Project Reach and the bigger picture
The satellite Wi-Fi trial also fits into a wider national effort to fix one of rail travel’s most frustrating problems: mobile signal blackspots. The recent creation of Project Reach brings together public and private investment to eliminate connectivity dead zones, especially in tunnels on key routes across the country.
The project is expected to save taxpayers around £300 million and will roll out in phases, with the first mobile infrastructure installations planned for 2026 and full coverage targeted by 2028. Combined with onboard satellite solutions like the one SWR is testing, this could fundamentally change what passengers expect from rail travel in the UK.
What this means for passengers
For travellers, the message is simple. Rail connectivity is finally being treated as essential infrastructure, not an optional extra. Whether you are a commuter trying to get work done, a family streaming entertainment or someone just wanting to stay in touch during a long journey, reliable internet makes a real difference.
Peter Williams, Customer and Commercial Director at South Western Railway, put it plainly.

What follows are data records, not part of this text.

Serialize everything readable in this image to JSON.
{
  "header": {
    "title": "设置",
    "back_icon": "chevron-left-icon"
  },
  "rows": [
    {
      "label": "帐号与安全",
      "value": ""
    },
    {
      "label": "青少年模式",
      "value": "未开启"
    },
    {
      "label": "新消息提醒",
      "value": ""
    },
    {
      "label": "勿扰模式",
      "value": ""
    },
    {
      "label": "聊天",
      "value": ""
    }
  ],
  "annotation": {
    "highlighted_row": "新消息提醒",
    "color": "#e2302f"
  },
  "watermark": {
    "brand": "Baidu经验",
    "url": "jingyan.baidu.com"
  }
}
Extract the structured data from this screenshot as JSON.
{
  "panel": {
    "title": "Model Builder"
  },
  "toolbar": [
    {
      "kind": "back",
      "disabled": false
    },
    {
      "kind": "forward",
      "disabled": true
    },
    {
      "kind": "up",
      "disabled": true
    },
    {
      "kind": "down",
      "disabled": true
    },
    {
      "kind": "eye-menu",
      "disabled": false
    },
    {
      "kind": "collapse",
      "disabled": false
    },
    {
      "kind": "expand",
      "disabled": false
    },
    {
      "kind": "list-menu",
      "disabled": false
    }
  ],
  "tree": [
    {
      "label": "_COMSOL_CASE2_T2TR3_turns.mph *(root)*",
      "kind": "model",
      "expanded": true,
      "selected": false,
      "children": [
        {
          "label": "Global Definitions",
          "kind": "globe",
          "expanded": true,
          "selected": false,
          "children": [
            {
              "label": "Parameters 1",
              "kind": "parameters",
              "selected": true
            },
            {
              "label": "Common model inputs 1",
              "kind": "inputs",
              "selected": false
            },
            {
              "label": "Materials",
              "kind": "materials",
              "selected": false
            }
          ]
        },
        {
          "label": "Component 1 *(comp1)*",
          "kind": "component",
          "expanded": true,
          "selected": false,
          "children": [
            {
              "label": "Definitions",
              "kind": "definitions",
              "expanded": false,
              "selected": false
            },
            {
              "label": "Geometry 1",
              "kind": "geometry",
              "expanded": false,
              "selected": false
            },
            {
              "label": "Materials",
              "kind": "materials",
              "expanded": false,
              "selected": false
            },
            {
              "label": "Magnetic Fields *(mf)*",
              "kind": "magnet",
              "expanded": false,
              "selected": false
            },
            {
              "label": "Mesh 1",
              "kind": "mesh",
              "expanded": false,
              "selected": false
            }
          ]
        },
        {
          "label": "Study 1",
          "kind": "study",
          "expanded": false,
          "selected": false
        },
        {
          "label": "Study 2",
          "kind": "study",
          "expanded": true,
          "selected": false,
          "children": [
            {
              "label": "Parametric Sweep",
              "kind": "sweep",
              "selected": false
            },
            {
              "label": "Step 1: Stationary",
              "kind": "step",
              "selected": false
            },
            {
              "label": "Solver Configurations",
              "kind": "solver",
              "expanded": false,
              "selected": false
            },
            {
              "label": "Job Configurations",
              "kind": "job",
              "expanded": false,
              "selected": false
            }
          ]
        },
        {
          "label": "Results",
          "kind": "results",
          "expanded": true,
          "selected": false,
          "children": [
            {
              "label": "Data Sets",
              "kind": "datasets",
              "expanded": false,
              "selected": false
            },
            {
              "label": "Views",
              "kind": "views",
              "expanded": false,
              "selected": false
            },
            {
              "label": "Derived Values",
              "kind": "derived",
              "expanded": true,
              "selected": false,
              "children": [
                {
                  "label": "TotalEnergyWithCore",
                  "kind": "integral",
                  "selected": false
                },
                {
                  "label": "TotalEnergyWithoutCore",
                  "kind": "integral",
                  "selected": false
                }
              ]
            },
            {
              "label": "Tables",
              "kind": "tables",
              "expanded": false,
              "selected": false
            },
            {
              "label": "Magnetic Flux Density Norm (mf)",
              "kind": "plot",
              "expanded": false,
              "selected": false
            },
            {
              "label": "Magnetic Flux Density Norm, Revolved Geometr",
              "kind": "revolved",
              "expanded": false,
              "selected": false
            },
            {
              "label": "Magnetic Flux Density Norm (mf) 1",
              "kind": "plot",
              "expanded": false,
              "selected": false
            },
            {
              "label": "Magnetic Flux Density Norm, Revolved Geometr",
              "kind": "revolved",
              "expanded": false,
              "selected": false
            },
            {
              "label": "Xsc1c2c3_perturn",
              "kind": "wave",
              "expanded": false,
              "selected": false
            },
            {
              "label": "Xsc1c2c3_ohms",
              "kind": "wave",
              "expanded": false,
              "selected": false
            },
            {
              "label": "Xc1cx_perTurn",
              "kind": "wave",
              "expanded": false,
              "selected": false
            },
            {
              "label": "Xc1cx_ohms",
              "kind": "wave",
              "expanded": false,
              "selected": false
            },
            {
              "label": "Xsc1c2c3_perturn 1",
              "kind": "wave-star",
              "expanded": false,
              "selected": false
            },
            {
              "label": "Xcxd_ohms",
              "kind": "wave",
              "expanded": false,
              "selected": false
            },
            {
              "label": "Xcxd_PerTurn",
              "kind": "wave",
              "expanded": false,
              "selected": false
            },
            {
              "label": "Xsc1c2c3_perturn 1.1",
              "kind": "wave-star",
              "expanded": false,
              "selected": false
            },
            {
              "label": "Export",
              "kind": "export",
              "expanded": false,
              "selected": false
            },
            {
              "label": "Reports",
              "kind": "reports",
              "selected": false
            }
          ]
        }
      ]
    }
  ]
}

Reliable Wi-Fi supports productivity, keeps people connected and makes rail a more attractive and sustainable way to travel. By using satellite technology, SWR is tackling some of the hardest-to-reach parts of the network and proving that seamless connectivity is possible.
A glimpse of the future of rail travel
This trial is not about flashy technology for its own sake. It is about closing the gap between what passengers expect and what rail travel actually delivers. In a world where people assume they will be online everywhere, losing signal for half an hour on a major rail route no longer makes sense.
If satellite-powered Wi-Fi becomes standard across more trains and routes, it could redefine how people experience rail journeys in Britain. Fewer frustrations, more productive travel time and a stronger case for choosing trains over cars or planes for medium-distance trips.
For now, passengers travelling with South Western Railway this festive season are getting an early taste of that future. And if the results continue to be as strong as early testing suggests, it is hard to imagine going back.